I'm running into this issue in the latest version built off of #132
The code I'm running is pretty simple:
val input = sc.sequenceFile[VectorWritable, VectorWritable](inputPath, classOf[VectorWritable], classOf[VectorWritable])
// not even parsing the vectors, just making some big graph
val edges = input.flatMap {
case (vec1, vec2) =>
Seq(Edge(Random.nextLong, Random.nextLong, 1), Edge(Random.nextLong(),Random.nextLong(), 1))
}
val g = Graph.fromEdges(edges, 1)
val cc = ConnectedComponents.run(g)
cc.vertices.count()
The error I see is this: 4/01/09 10:38:46 WARN scheduler.TaskSetManager: Lost TID 400 (task 4.0:0) 14/01/09 10:38:46 WARN scheduler.TaskSetManager: Loss was due to java.util.NoSuchElementException java.util.NoSuchElementException: End of stream at org.apache.spark.util.NextIterator.next(NextIterator.scala:83) at org.apache.spark.InterruptibleIterator.next(InterruptibleIterator.scala:29) at org.apache.spark.graph.impl.RoutingTable$$anonfun$1.apply(RoutingTable.scala:34) at org.apache.spark.graph.impl.RoutingTable$$anonfun$1.apply(RoutingTable.scala:33) at org.apache.spark.rdd.RDD$$anonfun$1.apply(RDD.scala:449) at org.apache.spark.rdd.RDD$$anonfun$1.apply(RDD.scala:449) at org.apache.spark.rdd.MapPartitionsRDD.compute(MapPartitionsRDD.scala:34) at org.apache.spark.rdd.RDD.computeOrReadCheckpoint(RDD.scala:242) at org.apache.spark.rdd.RDD.iterator(RDD.scala:231) at org.apache.spark.scheduler.ShuffleMapTask.runTask(ShuffleMapTask.scala:161) at org.apache.spark.scheduler.ShuffleMapTask.runTask(ShuffleMapTask.scala:102) at org.apache.spark.scheduler.Task.run(Task.scala:53) at org.apache.spark.executor.Executor$TaskRunner$$anonfun$run$1.apply$mcV$sp(Executor.scala:213) at org.apache.spark.deploy.SparkHadoopUtil.runAsUser(SparkHadoopUtil.scala:50) at org.apache.spark.executor.Executor$TaskRunner.run(Executor.scala:178) at java.util.concurrent.ThreadPoolExecutor$Worker.runTask(ThreadPoolExecutor.java:886) at java.util.concurrent.ThreadPoolExecutor$Worker.run(ThreadPoolExecutor.java:908) at java.lang.Thread.run(Thread.java:662)
This is running on a Hadoop 2.2.0 cluster with YARN 2.2.0. I've previously run against the same data set with Bagel and it works great.
Just to make it simpler you can change the input to something like: val input = sc.parallelize(1 to 100000000, 400) and change the flatMap input appropriately and see the same error.
edit: Also, oddly I can run it with say 11 splits on 10 works and it goes through.

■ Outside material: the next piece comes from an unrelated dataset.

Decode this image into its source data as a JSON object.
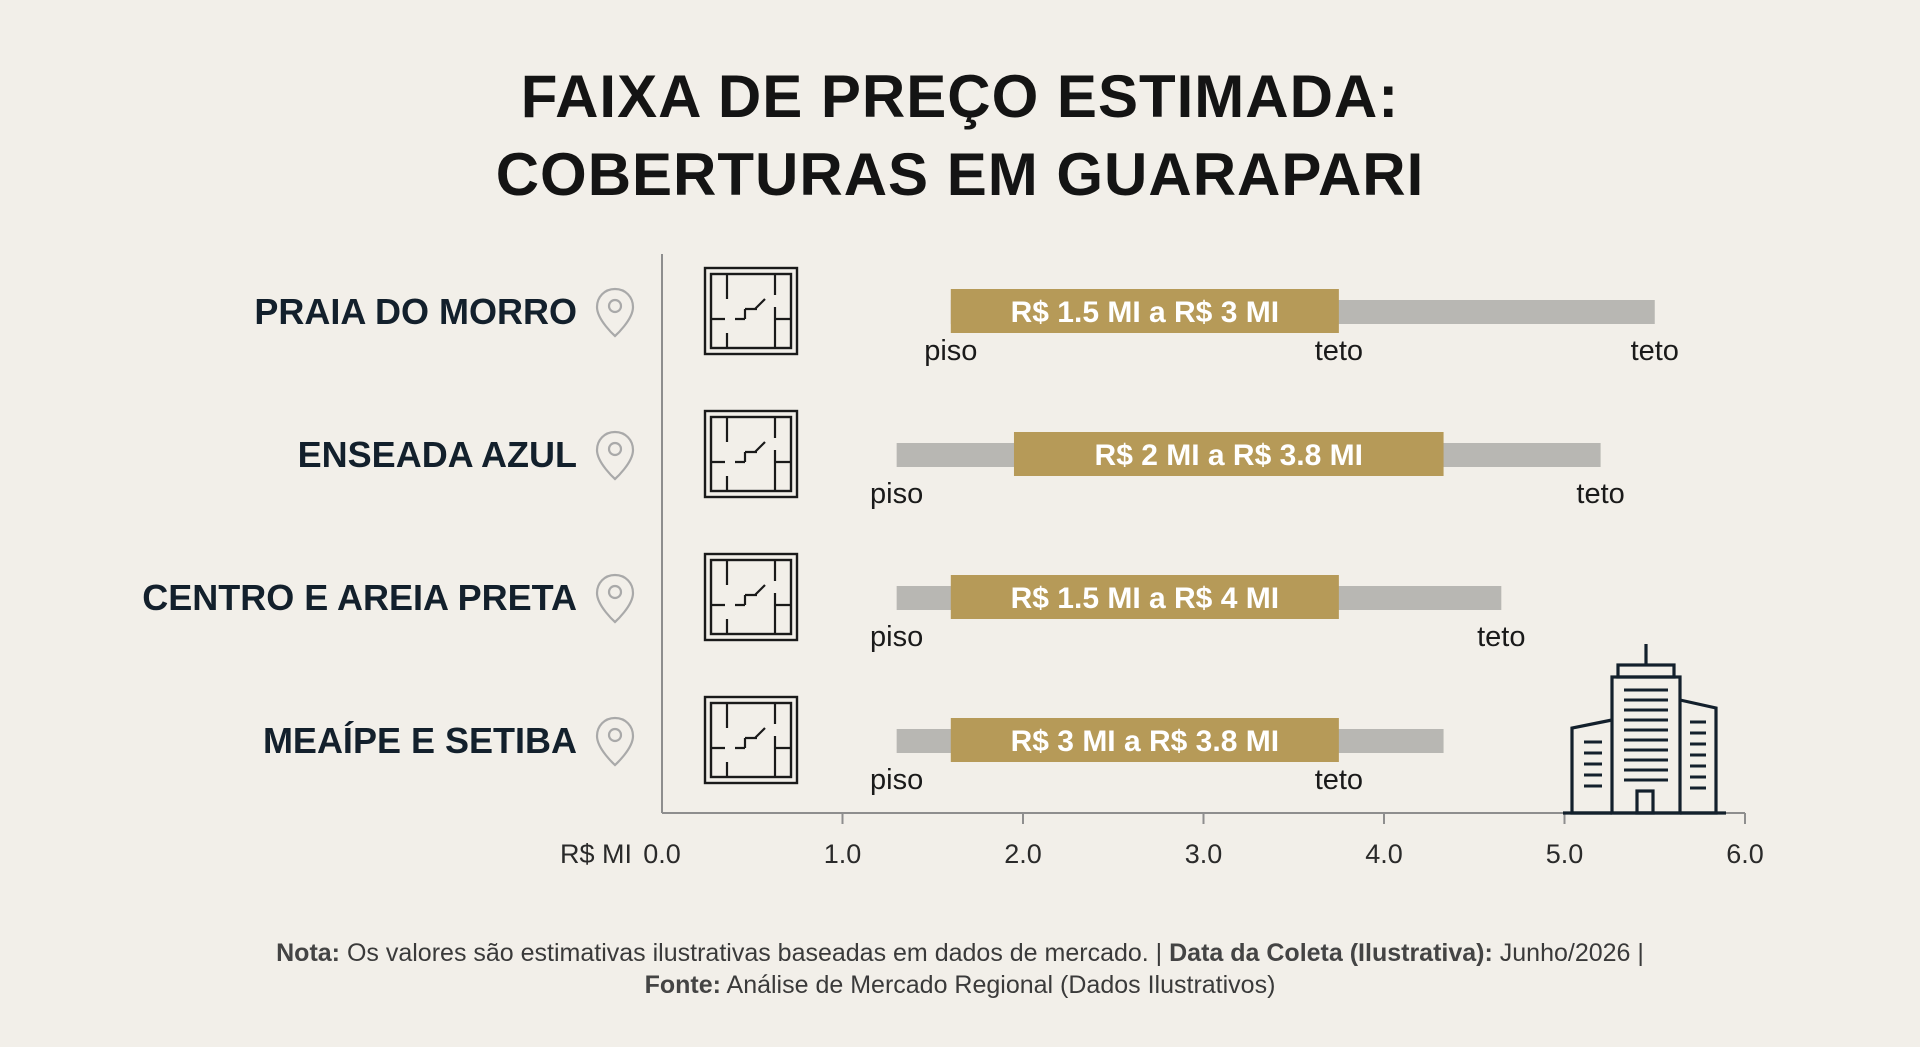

I see the same End of Stream error in the logs but it just fails that tasks and keeps going.
Thanks for the report. I haven't yet been able to reproduce this. How many cores does Spark have in your configuration?
@ankurdave I've tried it with 4-8 cores. I can try with 1 if you think it would help pin down what's going on.
edit: Just to be clear, I mean 10-20 worker nodes with 4-8 cores each. (the machines have 24 cores each though).